CZ4125 Developing Data Products

Course Summary

The course looks into the different components of developing an end-to-end data product, ranging from how data is managed to how the data product is deployed. If Intro to Data Science is a course designed to introduce data science to DSAI freshmen, this course SC4025 is designed to consolidate whatever that has been learnt over the 4 years of the DSAI curriculum.

The emphasis of the course is not on technical depth, but rather more on exposing students to how different topics that has been touched in the DSAI curriculum and different state-of-the-art tools can be brought together to build a useful data product. The topics covered in this course are:

  1. What is a data product?
  2. Data manipulation
  3. Data visualisation
  4. SQL and NoSQL databases
  5. Product design, validation and statistical testing
  6. Machine learning
  7. Natural language processing and topic modelling
  8. Graph and network analytics
  9. Front-ends, dashboards and web-based applications
  10. Big data infrastructure
  11. Data privacy and security

Workload and assessment

The workload is one of the heaviest among all other SCSE courses. There is a wide range of topics and due to the speed of lectures, it may be difficult to follow if you have not taken the relevant course (e.g. have not taken NLP for topic 7).

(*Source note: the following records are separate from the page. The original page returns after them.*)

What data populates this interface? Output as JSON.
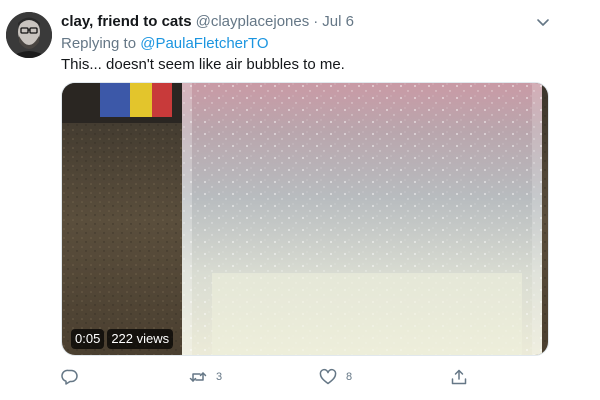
{
  "tweet": {
    "author": {
      "display_name": "clay, friend to cats",
      "handle": "@clayplacejones",
      "avatar_icon": "user-avatar-photo"
    },
    "separator": "·",
    "timestamp": "Jul 6",
    "reply_prefix": "Replying to ",
    "reply_to": "@PaulaFletcherTO",
    "text": "This... doesn't seem like air bubbles to me.",
    "media": {
      "type": "video",
      "duration": "0:05",
      "views": "222 views"
    },
    "actions": {
      "reply_count": "",
      "retweet_count": "3",
      "like_count": "8"
    },
    "icons": {
      "more": "chevron-down-icon",
      "reply": "reply-icon",
      "retweet": "retweet-icon",
      "like": "heart-icon",
      "share": "share-icon"
    },
    "colors": {
      "link": "#1b95e0",
      "secondary_text": "#657786",
      "primary_text": "#14171a"
    }
  }
}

Furthermore, the coursework is also quite intense. There are 2 individual assignments and 1 group project.

  • Assignment 1 is to collect information of SCSE faculty members through web scraping of DR-NTU, Google Scholar and DBLP.
  • Assignment 2 is to create a dashboard to display the individual profiles of SCSE faculty members, performing analytics to understand each of the members' research interests. You are also required to create a faculty profile of SCSE to display the research trends within SCSE and how the faculties work together with each other.
  • Group project is to create a data product of your own choice.

The coursework is heavy especially for assignment 2 and group project because these are open-ended and you do not have to restrict yourself only to whatever that was taught in the course. As such, there may be some self-learning involved.

Things to take note of

There are students who like this course a lot, but there are also students who dislike the course. The main reason for the dislike is due to the pace, heavy workload and the amount of self-learning involved. However, you may also like to think of this course as an introduction to what the work of a data scientist entails. In this course, not only will you learn about the course content, but you will also learn about how to dissect task requirements, how to self-learn effectively, how to manage time, how to work with people, how to go beyond what was taught, how to deal with ambiguity, how to manage projects, etc.

The instructor also encourages a lot of critical thinking with the ungraded assignments, and do attempt these as you will learn a lot from the experience.

Conclusion

This course is recommended for students who wish to develop their skills on how to be a better data scientist (not just the hard skills, but also the soft skills). The course workload is heavy so do expect to spend some time on this course.